Di recente affermazione la trap music è un sottogenere del rap, contaminato da più influenze, un ibrido senza troppe pretese artistiche e per questo molto dibattuto. Il pezzo trap di solito è autoprodotto e distribuito facilmente attraverso canali social come Youtube o Spotify. Nascono così nuovi idoli: i producer come Tha Supreme e Sick Luke . Autori di testi senza impegno, composti da rime spesso non chiuse, in un mix tra slang e suoni come “skrt” e “ya“, aggiunti alla fine del verso per riempirlo. Ma il vero trucco, sta nello storytelling di uno specifico mood per il proprio personaggio, la cosiddetta storia dietro il mito.
Una formula così semplice, che la trap music da nicchia si è espansa a macchia d’olio nel panorama musicale molto rapidamente.
La leggenda narra che…
La trap music ha origini americane, precisamente nella periferia di Atlanta con la pubblicazione nel 2003 del disco Trap Muzik di T.I. La storia della lotta quotidiana per la sopravvivenza nelle Trap house, le case dello spaccio. Sembrerebbe un’evoluzione del gangsta rap, ma è grazie alla musica che i trapper sono riusciti a cambiare vita e a monetizzare.
Verso il 2010 la trap music e i suoi artisti lasciano il ghetto e diventano mainstream, fino a controllare le classifiche pop. Il sound è caratterizzato da: bassi potenti e distorti prodotti da sintetizzatori come il Roland TR-808 con bpm – battiti al minuto – più rilassanti. Si usano: Basi elettroniche, metrica è usata spesso contro tempo e voci robotizzate con l’uso dell’autotune. Ancora oggi le tematiche che uniscono quasi tutte le sfumature della trap restano: la droga e l’esaltazione di sé, del proprio stile e dei propri successi. Di solito si tratta di artisti venuti dal basso, dalla periferia che si sono autoprodotti e poi divenuti virali. Il trapper è infatti sicuro di sé, consapevole del proprio successo e molto attento a ostentarlo sempre e comunque con gioielli vistosi e capi d’alta moda.
L’approdo della trap music in Italia avviene nel 2011 con la pubblicazione del singolo “Il ragazzo d’oro” di Guè Pequeno, ma l’anno della consacrazione sarà il 2014-5. Con numeri mai visti prima da indipendenti, i mixtape di Sfera Ebbasta, Ghali e Dark Polo Gang dettano le regole della trap music italiana.
La favola è sempre la stessa, giovani di periferia, dalle vite difficili, animati dalla fame e dalla voglia di rivalsa che sono arrivati in cima da soli.
La loro affermazione ha rivoluzionato un’industria musicale ferma da anni, e non sono mancate le parodie e le critiche.
Trap music: la trappola della modernità
Come il nome suggerisce, quella che sulla scia del punk sembrava essere una spinta alla ribellione, sarebbe una bella storia se il risultato non svelasse l’ennesima trappola della modernità. Un vicolo cieco dove non resta altro che giustificare l’ideale capitalista ostentando uno stile di vita materialista e superficiale.
Basta nascondere i problemi con un po’ di fumo. L’esaltazione di sé, della droga e del denaro sono il leit motiv di un linguaggio, dai toni cupi, sbocciato tra una crisi esistenziale e un paio di crisi economiche.
La matrice del suo successo, specialmente tra i giovanissimi, risiede nella comunicazione efficace dell‘ideale rilassato e sicuro di sé che permea i versi.

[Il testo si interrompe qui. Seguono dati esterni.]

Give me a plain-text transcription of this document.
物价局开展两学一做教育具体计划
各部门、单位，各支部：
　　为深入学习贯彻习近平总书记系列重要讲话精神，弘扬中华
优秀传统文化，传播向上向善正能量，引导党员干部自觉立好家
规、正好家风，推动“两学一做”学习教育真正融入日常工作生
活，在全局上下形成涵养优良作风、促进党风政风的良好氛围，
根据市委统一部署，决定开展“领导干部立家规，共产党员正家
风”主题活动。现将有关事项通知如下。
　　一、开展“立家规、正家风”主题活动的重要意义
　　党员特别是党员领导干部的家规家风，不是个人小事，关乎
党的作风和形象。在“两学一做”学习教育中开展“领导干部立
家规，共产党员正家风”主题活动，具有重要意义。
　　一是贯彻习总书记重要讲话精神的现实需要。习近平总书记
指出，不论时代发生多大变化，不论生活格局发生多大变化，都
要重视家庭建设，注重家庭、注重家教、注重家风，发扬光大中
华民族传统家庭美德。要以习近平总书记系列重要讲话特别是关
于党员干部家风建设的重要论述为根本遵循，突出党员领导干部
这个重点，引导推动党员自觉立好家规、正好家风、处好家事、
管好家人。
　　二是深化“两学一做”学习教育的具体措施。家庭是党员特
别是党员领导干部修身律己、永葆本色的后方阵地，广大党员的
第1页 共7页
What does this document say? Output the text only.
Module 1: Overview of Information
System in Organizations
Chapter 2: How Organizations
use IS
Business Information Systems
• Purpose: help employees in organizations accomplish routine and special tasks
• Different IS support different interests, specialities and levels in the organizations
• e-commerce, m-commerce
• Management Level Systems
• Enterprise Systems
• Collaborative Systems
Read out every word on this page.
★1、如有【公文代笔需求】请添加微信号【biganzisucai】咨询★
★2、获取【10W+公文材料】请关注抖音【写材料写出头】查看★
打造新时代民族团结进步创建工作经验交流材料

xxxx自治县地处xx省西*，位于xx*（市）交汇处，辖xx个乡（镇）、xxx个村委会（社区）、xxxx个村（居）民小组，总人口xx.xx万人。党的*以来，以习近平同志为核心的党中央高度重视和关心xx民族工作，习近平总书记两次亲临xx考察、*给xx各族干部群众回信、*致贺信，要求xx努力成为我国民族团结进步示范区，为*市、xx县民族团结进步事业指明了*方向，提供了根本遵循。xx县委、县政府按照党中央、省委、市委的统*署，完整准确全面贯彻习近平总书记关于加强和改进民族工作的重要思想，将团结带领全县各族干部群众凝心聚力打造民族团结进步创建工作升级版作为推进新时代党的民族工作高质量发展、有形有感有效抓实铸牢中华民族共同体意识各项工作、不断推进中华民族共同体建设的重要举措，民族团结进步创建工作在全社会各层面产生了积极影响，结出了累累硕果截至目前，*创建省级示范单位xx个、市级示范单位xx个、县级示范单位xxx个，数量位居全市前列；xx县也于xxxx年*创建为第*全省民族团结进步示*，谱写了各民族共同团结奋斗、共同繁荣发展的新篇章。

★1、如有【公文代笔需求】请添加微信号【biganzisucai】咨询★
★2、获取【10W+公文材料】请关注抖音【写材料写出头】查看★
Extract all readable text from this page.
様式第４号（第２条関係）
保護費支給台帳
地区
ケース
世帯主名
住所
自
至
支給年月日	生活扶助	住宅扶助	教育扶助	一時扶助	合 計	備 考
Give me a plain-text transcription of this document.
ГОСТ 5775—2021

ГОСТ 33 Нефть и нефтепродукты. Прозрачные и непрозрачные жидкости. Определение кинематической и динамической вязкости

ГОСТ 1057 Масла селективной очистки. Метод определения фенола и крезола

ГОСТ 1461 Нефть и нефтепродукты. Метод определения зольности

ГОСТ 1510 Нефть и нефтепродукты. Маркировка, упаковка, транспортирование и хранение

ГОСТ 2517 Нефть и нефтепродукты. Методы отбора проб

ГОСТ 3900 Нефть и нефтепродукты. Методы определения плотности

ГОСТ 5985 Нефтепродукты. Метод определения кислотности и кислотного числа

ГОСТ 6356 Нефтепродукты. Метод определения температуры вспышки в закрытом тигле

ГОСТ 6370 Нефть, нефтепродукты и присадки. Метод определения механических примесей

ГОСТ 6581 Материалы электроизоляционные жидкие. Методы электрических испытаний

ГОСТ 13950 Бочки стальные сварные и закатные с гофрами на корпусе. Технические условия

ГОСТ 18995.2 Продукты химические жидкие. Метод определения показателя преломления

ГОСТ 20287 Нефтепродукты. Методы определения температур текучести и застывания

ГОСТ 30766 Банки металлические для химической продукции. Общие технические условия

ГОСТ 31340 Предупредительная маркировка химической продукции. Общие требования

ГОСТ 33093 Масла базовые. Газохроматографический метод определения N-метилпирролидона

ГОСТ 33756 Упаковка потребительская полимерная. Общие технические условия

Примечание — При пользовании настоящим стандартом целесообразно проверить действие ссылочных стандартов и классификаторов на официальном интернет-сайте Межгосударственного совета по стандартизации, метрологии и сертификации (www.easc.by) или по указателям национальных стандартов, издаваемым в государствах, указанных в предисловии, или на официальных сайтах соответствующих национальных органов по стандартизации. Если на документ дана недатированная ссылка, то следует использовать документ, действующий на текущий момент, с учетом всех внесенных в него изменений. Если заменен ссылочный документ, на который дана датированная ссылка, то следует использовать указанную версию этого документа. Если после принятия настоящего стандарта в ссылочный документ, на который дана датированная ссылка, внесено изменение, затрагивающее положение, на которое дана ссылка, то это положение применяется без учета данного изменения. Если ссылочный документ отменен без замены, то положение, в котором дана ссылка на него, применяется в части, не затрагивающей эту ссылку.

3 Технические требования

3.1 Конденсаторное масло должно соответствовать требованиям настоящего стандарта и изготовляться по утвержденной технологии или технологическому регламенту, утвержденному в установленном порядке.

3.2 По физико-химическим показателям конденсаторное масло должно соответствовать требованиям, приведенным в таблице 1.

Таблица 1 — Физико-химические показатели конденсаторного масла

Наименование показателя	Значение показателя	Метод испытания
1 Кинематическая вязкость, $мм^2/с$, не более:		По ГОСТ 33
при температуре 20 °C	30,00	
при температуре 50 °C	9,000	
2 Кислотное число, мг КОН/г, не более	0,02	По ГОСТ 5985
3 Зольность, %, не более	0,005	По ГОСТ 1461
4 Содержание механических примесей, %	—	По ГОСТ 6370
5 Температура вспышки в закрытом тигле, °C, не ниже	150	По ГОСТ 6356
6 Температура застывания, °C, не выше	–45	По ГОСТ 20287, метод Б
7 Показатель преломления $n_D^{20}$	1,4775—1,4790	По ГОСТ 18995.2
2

Del nostro egocentrismo sconfinato i testi sono pieni, anzi non sono pieni perché attorno all’ego del trapper di turno, nascosto dal fumo, non c’è nessun altro. La favola di un successo a costo zero, alla portata di tutti, in cui gli unici nemici sono gli haters. Devastante è la solitudine del trapper, che ne emerge, un poeta moderno con poco e niente da dire ma ben confezionato da un buon storytelling.
Le critiche nascono dal dubbio se sia lecito considerarla o no musica. Come se potessimo dire di sì in base a qualche parametro oggettivo o potessimo ignorarla per partito preso. Alla trap va riconosciuto il merito di aver dato spazio a minoranze culturali e locali, che sulla scena nazionale non lo avevano mai avuto. Oltre allo sviluppo di un linguaggio efficace e immediato nel reinterpretare la realtà.
Se il testo è così povero, mi piace pensare sia perché di parole non ce ne sono più. Che forse le abbiamo provate già tutte per esprimere un disagio generazionale che appunto, ci lascia solo il gusto di ballare su un beat, seguendo il flow e sperando che qualcuno della gang si alzi e dica basta.